Julien : un élève sous la tyrannie du « concret »

           Julien, 17 ans, est en première STT au lycée Verlaine. C'est sa première année dans cet établissement, car en seconde il était scolarisé dans un autre lycée de la ville, où il a connu, semble-t-il, des problèmes liés à la drogue. Élève moyen en début d'année, ses notes ont fortement chuté lors du deuxième trimestre. Au moment de l'entretien, il hésite entre poursuivre une terminale ou arrêter définitivement ses études, ce qu'il finira par décider. Il travaille le week-end comme disc-jockey dans une discothèque, et il aimerait vivre de cette passion. En cours, il est « sage comme une image », mais il se ne mobilise en aucune façon sur les contenus enseignés, ce dont il est pleinement conscient.

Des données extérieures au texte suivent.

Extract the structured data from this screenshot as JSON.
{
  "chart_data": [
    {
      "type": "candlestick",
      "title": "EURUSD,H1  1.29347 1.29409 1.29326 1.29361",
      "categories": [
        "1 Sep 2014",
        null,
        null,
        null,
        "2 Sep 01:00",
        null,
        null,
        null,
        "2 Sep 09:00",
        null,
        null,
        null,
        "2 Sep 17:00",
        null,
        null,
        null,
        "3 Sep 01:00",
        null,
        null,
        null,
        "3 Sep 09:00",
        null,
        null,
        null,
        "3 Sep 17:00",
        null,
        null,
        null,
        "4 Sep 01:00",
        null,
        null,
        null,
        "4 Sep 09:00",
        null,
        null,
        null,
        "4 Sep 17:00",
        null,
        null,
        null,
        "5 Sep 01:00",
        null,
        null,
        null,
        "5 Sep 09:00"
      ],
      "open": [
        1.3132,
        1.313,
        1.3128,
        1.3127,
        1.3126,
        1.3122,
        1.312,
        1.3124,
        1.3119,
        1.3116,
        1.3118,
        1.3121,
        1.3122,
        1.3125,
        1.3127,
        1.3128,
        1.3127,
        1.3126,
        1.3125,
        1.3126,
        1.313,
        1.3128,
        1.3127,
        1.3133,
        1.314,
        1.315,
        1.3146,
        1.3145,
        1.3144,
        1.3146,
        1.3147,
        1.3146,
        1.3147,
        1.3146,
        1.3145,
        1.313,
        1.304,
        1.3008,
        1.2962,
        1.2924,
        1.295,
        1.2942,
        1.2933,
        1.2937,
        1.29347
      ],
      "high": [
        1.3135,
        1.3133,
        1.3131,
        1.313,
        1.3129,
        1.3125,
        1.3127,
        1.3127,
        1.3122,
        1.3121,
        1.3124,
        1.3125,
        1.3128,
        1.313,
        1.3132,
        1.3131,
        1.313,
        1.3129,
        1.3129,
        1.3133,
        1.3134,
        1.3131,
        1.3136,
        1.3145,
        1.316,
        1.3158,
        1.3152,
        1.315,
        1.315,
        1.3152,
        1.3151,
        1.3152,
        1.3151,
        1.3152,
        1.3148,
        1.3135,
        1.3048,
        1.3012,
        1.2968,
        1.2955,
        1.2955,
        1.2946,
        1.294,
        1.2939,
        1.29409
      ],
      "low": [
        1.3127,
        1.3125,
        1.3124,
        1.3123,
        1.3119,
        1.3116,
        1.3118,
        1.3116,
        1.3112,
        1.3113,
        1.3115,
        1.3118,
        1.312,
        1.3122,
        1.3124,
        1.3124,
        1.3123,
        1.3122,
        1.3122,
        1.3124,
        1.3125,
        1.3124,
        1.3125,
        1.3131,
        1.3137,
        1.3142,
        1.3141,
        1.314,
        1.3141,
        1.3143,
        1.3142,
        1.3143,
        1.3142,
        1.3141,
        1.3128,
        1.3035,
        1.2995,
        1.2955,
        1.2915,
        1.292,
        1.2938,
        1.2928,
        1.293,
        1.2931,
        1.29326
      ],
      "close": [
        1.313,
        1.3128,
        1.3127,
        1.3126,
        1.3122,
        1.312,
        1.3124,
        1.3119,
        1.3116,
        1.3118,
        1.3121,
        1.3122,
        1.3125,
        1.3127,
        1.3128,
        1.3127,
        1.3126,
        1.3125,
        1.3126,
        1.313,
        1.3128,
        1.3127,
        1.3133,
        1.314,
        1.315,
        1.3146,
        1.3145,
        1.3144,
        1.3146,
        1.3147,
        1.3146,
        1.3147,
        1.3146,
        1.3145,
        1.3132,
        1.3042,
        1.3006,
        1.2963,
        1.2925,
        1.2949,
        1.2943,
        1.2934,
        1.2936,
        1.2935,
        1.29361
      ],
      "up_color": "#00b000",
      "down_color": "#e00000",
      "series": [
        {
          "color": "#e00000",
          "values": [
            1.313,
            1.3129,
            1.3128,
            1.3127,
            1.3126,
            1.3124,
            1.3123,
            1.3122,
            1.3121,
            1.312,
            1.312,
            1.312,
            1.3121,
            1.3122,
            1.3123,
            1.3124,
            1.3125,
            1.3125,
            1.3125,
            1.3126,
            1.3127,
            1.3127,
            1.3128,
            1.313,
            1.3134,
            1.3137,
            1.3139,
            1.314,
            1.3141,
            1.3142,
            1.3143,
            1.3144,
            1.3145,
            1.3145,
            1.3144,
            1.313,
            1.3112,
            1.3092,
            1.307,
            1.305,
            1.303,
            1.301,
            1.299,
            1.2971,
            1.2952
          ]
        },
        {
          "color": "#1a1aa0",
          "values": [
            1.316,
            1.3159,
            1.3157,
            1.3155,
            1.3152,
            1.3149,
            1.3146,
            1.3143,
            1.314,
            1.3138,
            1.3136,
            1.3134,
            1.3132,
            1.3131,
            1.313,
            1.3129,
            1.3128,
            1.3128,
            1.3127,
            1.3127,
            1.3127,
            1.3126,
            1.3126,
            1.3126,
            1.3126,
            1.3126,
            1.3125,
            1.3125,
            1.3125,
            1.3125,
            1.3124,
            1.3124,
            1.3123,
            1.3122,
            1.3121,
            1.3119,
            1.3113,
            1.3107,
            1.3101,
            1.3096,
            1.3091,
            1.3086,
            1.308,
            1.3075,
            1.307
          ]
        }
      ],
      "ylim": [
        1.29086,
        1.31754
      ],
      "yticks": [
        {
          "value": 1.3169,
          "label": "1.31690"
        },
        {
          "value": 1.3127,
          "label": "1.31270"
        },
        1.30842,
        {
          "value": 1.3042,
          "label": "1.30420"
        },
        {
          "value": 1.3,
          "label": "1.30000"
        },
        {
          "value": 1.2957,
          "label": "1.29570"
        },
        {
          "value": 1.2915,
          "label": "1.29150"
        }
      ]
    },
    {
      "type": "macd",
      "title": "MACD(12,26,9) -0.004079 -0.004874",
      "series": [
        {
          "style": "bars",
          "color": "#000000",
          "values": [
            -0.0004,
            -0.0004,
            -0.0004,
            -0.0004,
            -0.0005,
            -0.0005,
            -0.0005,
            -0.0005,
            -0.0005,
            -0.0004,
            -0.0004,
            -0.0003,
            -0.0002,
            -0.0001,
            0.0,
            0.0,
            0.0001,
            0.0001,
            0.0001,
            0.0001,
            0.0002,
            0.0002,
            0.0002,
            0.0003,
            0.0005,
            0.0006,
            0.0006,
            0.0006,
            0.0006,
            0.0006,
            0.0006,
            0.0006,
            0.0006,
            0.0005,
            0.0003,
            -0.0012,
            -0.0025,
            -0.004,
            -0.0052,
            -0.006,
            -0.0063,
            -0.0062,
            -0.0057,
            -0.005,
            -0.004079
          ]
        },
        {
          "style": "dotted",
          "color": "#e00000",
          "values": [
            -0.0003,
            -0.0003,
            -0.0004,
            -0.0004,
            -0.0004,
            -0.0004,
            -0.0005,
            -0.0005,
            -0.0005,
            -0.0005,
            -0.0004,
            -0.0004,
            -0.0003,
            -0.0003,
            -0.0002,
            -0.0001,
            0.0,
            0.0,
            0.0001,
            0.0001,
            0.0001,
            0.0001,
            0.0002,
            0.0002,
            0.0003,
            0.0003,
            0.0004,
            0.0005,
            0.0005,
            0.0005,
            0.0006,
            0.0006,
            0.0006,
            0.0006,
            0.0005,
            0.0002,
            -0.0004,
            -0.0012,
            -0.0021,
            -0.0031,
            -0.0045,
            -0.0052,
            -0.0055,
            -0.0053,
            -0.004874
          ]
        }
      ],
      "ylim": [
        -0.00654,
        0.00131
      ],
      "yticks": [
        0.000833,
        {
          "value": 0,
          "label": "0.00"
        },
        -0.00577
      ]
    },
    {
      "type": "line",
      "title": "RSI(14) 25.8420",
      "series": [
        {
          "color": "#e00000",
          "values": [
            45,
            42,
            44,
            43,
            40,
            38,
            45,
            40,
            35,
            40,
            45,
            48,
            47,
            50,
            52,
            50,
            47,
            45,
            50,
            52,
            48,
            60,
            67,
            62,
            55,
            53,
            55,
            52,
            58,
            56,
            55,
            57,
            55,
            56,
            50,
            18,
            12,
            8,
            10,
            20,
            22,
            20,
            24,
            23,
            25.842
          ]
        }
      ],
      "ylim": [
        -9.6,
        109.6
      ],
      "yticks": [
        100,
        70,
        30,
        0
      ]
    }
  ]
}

             Je ne dérange pas le cours mais je ne m'investis pas.(...) [L'élève idéal] C'est un élève calme qui ne perturbe pas le cours.

             Pour lui, l'institution n'attend des élèves qu'un comportement adapté : être attentif en cours, ce qui signifie ne pas bavarder. Les apprentissages ne tiennent aucune place dans son discours. Cela peut expliquer que la relation au professeur soit le seul critère qui sépare les cours ennuyeux des cours intéressants. Un cours ennuyeux est donné par un enseignant qui sait pas « tenir sa classe », et qui n'établit pas des contacts avec ses élèves. La spontanéité des échanges est mise en avant

             Les cours que je préfère c'est gestion et com. La com, parce que l'on peut parler avec la prof, elle nous comprend. Comparé au cours d'économie droit par exemple... Cela dépend du prof aussi. Ils n'apprennent pas leurs cours quoi... Oui, ils devraient dire ce qu'ils ont dans leurs têtes et non suivre sur des fiches qu'ils ont préparées. J'aime mieux les profs qui ont une certaine expérience et qui n'ont pas besoin de fiches pour construire leurs cours. Cela permet de pouvoir parler avec les élèves.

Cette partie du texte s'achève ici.